Es war die Rache für ein Leben, dass sie nicht wollte. Als Blums Eltern ertrinken, sollte alles wie ein Unfall aussehen. Dass sie dabei der Person begegnet, die ihre Liebe ihres Lebens sein wird, konnte sie nicht ahnen. Doch der Polizist Mark, der sie sofort in seine Arme schließt, wird auch der Mann sein, der ihr Leben perfekt machen wird. Mit ihm bekommt sie Kinder, führt das Bestattungsinsitut ihres Vaters weiter.
Bis ein Auto Mark in den Tod reißt. Und damit beginnt sich Blums Leben in einem Albtraum zu verwandeln. Sie findet Aufzeichnungen ihres Mannes, Protokolle, in denen er mit einer Frau names Dunja spricht, einer Frau, deren Seele zerfetzt scheint. Denn sie wurde mehrfach vergewaltigt, gedemütigt und geschlagen, gemeinsam mit einer weiteren Frau und einem Jungen. Jeden Tag für diese Menschen die Hölle und sie dienten als Objekte für fünf Männer. Ein Priester, ein Jäger, ein Fotograf, ein Koch und ein Clown. Sie trugen Masken und trieben ihre pervesen Spielchen mit diesen Menschen.
War Mark diesen Männer zu sehr auf der Spur? Blum will das Werk ihres Mannes zu Ende bringen, diese Frau finden und an denen Rache nehmen, die ihr das Glück genommen haben.

Bei "Totenfrau" bekommt man keine alltägliche Thrillerkost. Nichts Aufgekochtes oder einen Roman, den man so schon so oft gelesen hat.
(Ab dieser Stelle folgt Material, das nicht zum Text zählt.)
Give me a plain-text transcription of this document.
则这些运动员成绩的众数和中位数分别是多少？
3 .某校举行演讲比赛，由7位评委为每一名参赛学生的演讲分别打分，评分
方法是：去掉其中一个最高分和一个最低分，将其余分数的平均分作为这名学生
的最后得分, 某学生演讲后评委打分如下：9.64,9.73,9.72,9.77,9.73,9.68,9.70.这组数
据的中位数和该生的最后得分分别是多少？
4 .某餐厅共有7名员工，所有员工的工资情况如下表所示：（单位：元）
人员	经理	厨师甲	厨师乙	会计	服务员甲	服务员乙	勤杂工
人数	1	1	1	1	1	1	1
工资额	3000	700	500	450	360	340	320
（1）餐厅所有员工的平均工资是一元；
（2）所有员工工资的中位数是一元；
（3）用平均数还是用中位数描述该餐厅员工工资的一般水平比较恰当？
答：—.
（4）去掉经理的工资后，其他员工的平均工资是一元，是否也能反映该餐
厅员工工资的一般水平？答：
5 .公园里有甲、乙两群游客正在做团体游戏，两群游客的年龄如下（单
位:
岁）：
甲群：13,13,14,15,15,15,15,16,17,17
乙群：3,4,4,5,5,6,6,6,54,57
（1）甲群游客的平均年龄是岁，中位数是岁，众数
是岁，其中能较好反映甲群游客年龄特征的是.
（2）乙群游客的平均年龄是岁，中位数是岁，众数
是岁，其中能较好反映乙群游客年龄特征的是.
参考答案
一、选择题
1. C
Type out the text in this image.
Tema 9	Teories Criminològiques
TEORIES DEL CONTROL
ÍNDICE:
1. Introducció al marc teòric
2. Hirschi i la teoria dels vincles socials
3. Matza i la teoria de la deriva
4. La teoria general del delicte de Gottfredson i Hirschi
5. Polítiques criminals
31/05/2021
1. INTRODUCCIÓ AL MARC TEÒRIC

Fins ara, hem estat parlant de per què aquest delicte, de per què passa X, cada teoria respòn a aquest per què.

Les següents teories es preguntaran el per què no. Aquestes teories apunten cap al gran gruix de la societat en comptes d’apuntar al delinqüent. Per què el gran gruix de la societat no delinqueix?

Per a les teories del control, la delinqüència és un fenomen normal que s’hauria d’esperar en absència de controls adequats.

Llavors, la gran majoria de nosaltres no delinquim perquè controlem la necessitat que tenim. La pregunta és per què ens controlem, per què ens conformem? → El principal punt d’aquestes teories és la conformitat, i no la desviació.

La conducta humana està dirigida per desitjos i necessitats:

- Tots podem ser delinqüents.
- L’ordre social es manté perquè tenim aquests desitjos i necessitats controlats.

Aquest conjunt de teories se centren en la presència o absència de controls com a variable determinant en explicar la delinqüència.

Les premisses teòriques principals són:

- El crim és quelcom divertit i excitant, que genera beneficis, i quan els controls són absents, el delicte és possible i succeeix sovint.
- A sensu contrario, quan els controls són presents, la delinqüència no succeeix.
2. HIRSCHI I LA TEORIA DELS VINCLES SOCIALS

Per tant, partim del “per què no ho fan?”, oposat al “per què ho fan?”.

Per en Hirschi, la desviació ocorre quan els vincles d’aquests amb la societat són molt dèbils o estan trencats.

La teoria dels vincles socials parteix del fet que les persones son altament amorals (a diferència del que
Vielmehr ist es eine Rachegeschichte der besonderen Art, der die Menschlichkeit nicht entgangen ist, dessen Spannung darin besteht wie Blum diesen fünf Männern sich entgegenstellt und die Frage, ob sie diesen Kampf auch gewinnen kann.
Dabei rüttelt Bernhard Aichner gekonnt am Gerechtigkeitsempfinden des Lesers und oftmals ist man sich unschlüssig, ob man die Taten befürworten oder verabscheuen soll. Und genau für dieses Moralproblem gibt es Blum, ein Charakter, den man nur schwer zu nehmen weiß.
Denn hinter der Protagonistin steht eine Bestatterin, die schon ihre Eltern auf dem Gewissen hat. Sehr verschlossen, merkt man ihr den Verlustschmerz doch an, wie sie immer wieder um ihre Kinder bangt, während sie nach den Männern sucht. Sie ist zwiegespalten, weiß nicht, ob sie daran zerbrechen soll oder nicht und scheint immer wieder wie mit einem inneren Dämon zu ringen. Eigentlich will sie das alles gar nicht und kann doch nicht anders.
Und trotzdem lernt man sie als liebende Mutter kennen, als einen Menschen, der sich nach Nähe sehnt. Emotional, zerbrechlich und unglaublich tapfer angesichts ihrer Situationen. Doch die Sympathie bleibt aus, zu viel weiß man von ihr. Sie entwickelt sich dramatisch im Laufe des Romans, verändert ihr Wesen, bleibt sich dabei treu und zeigt ihre Stärken und Schwächen. Irgendwie muss man sie dann doch mögen, auch wenn es einem schwer fällt.
Mit dieser vielschichtigen Protagonistin begibt man sich auf eine Höllenfahrt von Thriller. Einen Racheroman, der besser nicht sein könnte. Emotionsgeladen und voller Tempo machen wir uns auf den Weg zu diesen Männern, die ihr das Glück geraubt haben und schauen zu, welchen Kampf sie ausfechtet. Bekommen Bilder von Personen, denen man solche Taten nicht zutraut, Psychogramme von Menschen, die so widerwertig sind und trotzdem hat es der Autor nicht nötig die Greueltaten bis ins letzte Detail zu beschreiben. Wir sind angeekelt von der Perversion, die wir nur in Nacherzählungen erfahren ohne direkten Fokus, ohne beteiligt zu sein, was es nicht leichter macht. Stattdessen wirkt es viel schlimmer, weil es so unwirklich erscheint, was Dunja geschehen ist. Taten von Menschen, denen man solche Grausamkeit nich zutraut.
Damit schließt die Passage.